Saturday, August 2, 2008

comments

The City Manager has 8 years experience as a Councilman and several years experience as the City Manager. Is there ANYBODY who is suggesting that he has ANY clue regarding construction projects? The bathrooms have cost us $400 a square foot SO FAR, when I can get construction built for $125 a square foot. Does THAT sound like somebody who knows what they are doing? It has been almost TWO years since it was agreed upon. The Country Club enclosure came in at $600 a square foot. Does THAT sound like somebody who has ANY clue? Both were several MONTHS behind schedule and after almost TWO YEARS the bathrooms arent even close to being finished! Does that even remotely sound like effective or efficient management from somebody with years of job experience? While I agree that education alone cannot guarantee results, neither can experience alone. The best combination is to have some of both, of course, but neither can replace honesty or integrity.

Friday, August 1, 2008

educatio, or not

Education is generally a good thing, and the reason why we encourage our kids to become well-educated, so they can become more successful in our society.
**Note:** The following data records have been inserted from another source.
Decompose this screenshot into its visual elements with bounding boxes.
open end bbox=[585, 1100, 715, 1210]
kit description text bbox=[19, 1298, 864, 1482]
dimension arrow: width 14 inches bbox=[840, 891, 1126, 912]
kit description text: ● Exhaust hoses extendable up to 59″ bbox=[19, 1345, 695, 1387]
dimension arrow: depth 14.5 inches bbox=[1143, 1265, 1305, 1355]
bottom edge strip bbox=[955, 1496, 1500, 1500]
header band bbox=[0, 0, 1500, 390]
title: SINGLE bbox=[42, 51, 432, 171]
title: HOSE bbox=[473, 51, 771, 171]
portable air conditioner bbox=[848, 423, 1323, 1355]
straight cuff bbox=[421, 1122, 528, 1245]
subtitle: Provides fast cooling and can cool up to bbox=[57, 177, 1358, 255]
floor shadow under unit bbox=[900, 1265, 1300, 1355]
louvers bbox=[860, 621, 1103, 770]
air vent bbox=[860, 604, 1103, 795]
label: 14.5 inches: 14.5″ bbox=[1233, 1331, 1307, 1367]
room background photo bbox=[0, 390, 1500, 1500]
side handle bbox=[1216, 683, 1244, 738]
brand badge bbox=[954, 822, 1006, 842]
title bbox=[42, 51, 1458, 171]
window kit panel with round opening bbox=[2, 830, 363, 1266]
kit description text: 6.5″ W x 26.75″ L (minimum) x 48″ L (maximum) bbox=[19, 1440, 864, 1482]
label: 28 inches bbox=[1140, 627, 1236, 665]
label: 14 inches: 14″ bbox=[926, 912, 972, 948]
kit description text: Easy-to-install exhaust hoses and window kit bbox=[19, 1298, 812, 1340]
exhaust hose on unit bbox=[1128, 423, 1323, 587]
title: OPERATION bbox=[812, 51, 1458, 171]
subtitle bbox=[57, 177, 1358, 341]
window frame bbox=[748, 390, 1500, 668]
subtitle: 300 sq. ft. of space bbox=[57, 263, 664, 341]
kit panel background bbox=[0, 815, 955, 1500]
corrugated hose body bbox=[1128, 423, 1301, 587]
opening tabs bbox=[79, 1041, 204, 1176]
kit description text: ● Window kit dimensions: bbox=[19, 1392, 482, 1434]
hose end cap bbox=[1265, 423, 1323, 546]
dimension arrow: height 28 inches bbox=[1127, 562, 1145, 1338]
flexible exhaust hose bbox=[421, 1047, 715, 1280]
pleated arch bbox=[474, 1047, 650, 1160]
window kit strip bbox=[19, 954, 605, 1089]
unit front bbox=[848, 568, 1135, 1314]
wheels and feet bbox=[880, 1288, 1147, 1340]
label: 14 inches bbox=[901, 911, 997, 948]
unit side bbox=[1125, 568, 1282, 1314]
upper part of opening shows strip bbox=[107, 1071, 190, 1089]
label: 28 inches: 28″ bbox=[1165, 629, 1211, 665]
There ARE exceptions, however. there are some City officials, for instance, who have risen up the ladder somehow, thru hook or crook, to fairly responsible positions. A handful have only a high school degree or maybe a semester or two at a state college. Education will never replace honesty, integrity, or character- you either have or you dont. Everyone will have to decide for themselves whether these City officials can be called a success or not. Examine their latest decisions and decide whether their life experiences have led them to any decisions that make logical financial sense, or NOT. If so, please explain how they make sense. If not,I rest my case.